Fold two thick blankets into a square. Place the blankets at the back end of your mat. Lie down with your shoulders on the blankets, but head off them. Bring your arms down alongside your body, keeping them close to your body. Keeping your legs together, swing your legs and hips up so your hips are stacked above your shoulders. Place your palms squarely on your lower back with fingers pointing up towards your heels. Tuck in your chin and nestle it right in the notch between your collarbones. Tuck your elbows in closely. Make sure elbows are square to the sides of your body, not angling out. Hold this position for a minimum of 50 breaths for maximum benefits. To come out of the position, bend your knees toward your forehead, hinging from your hips, using your abdominal muscles to roll your back and hips toward the floor. Once your hips are on the floor, straighten your legs out one at a time.
Counterpose: Fish This position opens up the throat and is said to help drain all the toxins that may have gotten compressed during shoulderstand. Recline on the floor with your torso propped up on your elbows, legs out straight, hands near your hips. On an inhale, arch your chest up. Keeping your chest arched, walk your elbows down the side of your body towards your heels until the crown of your head reaches the floor. Hold this position for 10 to 15 breaths. To come out of the pose, push hard on your elbows to lift your head, bringing your chin forward. Lower the back of your skull and shoulder blades to the mat.

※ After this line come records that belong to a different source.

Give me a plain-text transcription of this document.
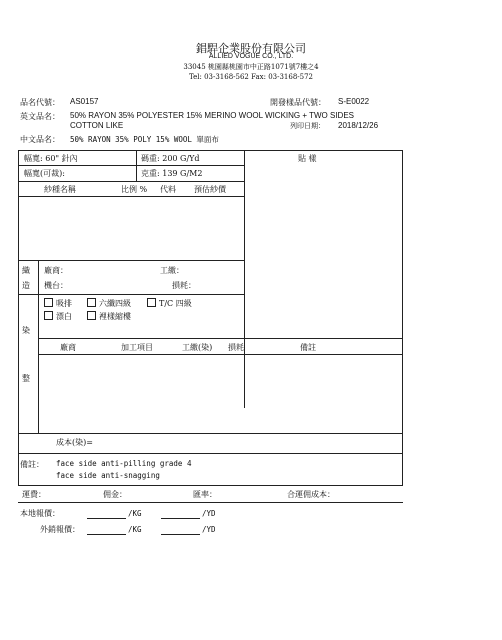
錩駻企業股份有限公司
ALLIED VOGUE CO., LTD.
33045 桃園縣桃園市中正路1071號7樓之4
Tel: 03-3168-562 Fax: 03-3168-572
品名代號： AS0157	開發樣品代號： S-E0022
英文品名： 50% RAYON 35% POLYESTER 15% MERINO WOOL WICKING + TWO SIDES
COTTON LIKE	列印日期： 2018/12/26
中文品名： 50% RAYON 35% POLY 15% WOOL 單面布
幅寬: 60" 針內	碼重: 200 G/Yd	貼 樣
幅寬(可裁):	克重: 139 G/M2
紗種名稱	比例 % 代料 預估紗價
織
造
廠商：	工繳：
機台：	損耗：
染
整
吸排	六纖四級	T/C 四級
漂白	裡樣縮樓
廠商	加工項目	工繳(染) 損耗	備註
成本(染)=
備註： face side anti-pilling grade 4
face side anti-snagging
運費：	佣金：	匯率：	合運佣成本：
本地報價：	/KG	/YD
外銷報價：	/KG	/YD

Overactive Thyroid (Hyperthyroidism) Check with your doctor before starting a yoga practice. According to Dr. Bell, people with an overactive thyroid need to be careful not to overdo it. They can experience rapid heart rate and irregular heart rhythms, and in extreme cases can even get into immediate trouble.

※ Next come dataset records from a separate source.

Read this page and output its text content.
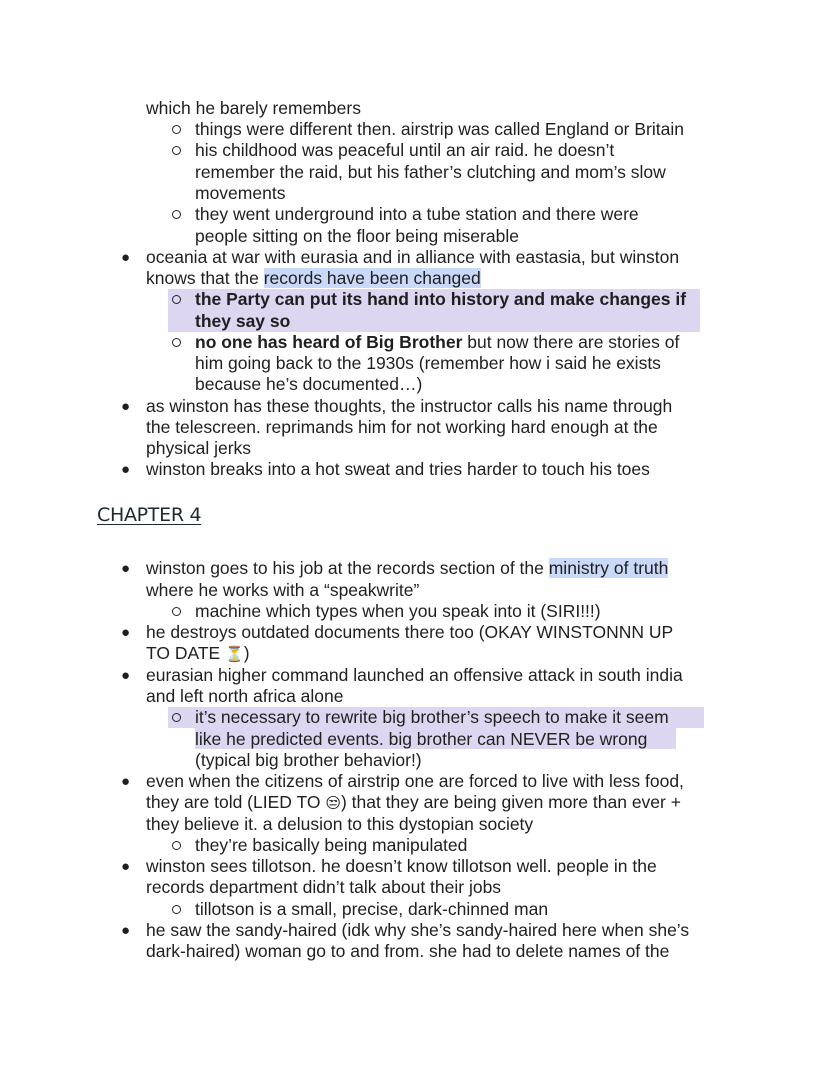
which he barely remembers
things were different then. airstrip was called England or Britain
his childhood was peaceful until an air raid. he doesn’t
remember the raid, but his father’s clutching and mom’s slow
movements
they went underground into a tube station and there were
people sitting on the floor being miserable
● oceania at war with eurasia and in alliance with eastasia, but winston
knows that the records have been changed
the Party can put its hand into history and make changes if
they say so
no one has heard of Big Brother but now there are stories of
him going back to the 1930s (remember how i said he exists
because he’s documented…)
● as winston has these thoughts, the instructor calls his name through
the telescreen. reprimands him for not working hard enough at the
physical jerks
● winston breaks into a hot sweat and tries harder to touch his toes
CHAPTER 4
● winston goes to his job at the records section of the ministry of truth
where he works with a “speakwrite”
machine which types when you speak into it (SIRI!!!)
● he destroys outdated documents there too (OKAY WINSTONNN UP
TO DATE ⏳)
● eurasian higher command launched an offensive attack in south india
and left north africa alone
it’s necessary to rewrite big brother’s speech to make it seem
like he predicted events. big brother can NEVER be wrong
(typical big brother behavior!)
● even when the citizens of airstrip one are forced to live with less food,
they are told (LIED TO 😒) that they are being given more than ever +
they believe it. a delusion to this dystopian society
they’re basically being manipulated
● winston sees tillotson. he doesn’t know tillotson well. people in the
records department didn’t talk about their jobs
tillotson is a small, precise, dark-chinned man
● he saw the sandy-haired (idk why she’s sandy-haired here when she’s
dark-haired) woman go to and from. she had to delete names of the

For hyperthyroidism, Willis recommends mellow, restorative poses. Hold poses a long time for maximum benefits.
Goddess Pose (Supported Reclining Bound Angle)
Note: You’ll need a bolster and a belt. Begin sitting on the floor. Lay the bolster directly behind you, in the same direction as your spine. Place the soles of your feet together, then wrap a strap or belt around your feet, securing the soles of the feet together. Place your legs in front of you with knees open to the sides to create a diamond shape. Lie back making sure your lower back, upper back, and head are supported on the bolster. Place your arms alongside your body with forearms and elbows against the floor, palms facing up. Aim to hold this position for seven minutes, working your way up to 30 minutes.
Legs Up the Wall (Supported)
Note: You’ll need two blankets. Roll up two blankets, stack them together and place them against the wall. Sit down with your left side (shoulder, hip, and knee) touching the wall, the blankets behind you. Lie back, rotating to the left until your hips are square to the wall, your torso perpendicular to it along the floor, and your legs straight up against the wall. Hold this position for 10 to 20 minutes. To come out of this pose, bend your knees toward your chest, turn to rest on your right side and come up to a seated position and sit here for a few minutes to let your blood pressure readjust; the upside down position can cause blood pressure to lower. While this is considered an inversion, unlike poses in which your head is lower than your heart, Legs Up the Wall actually lowers blood pressure, rather than elevating it.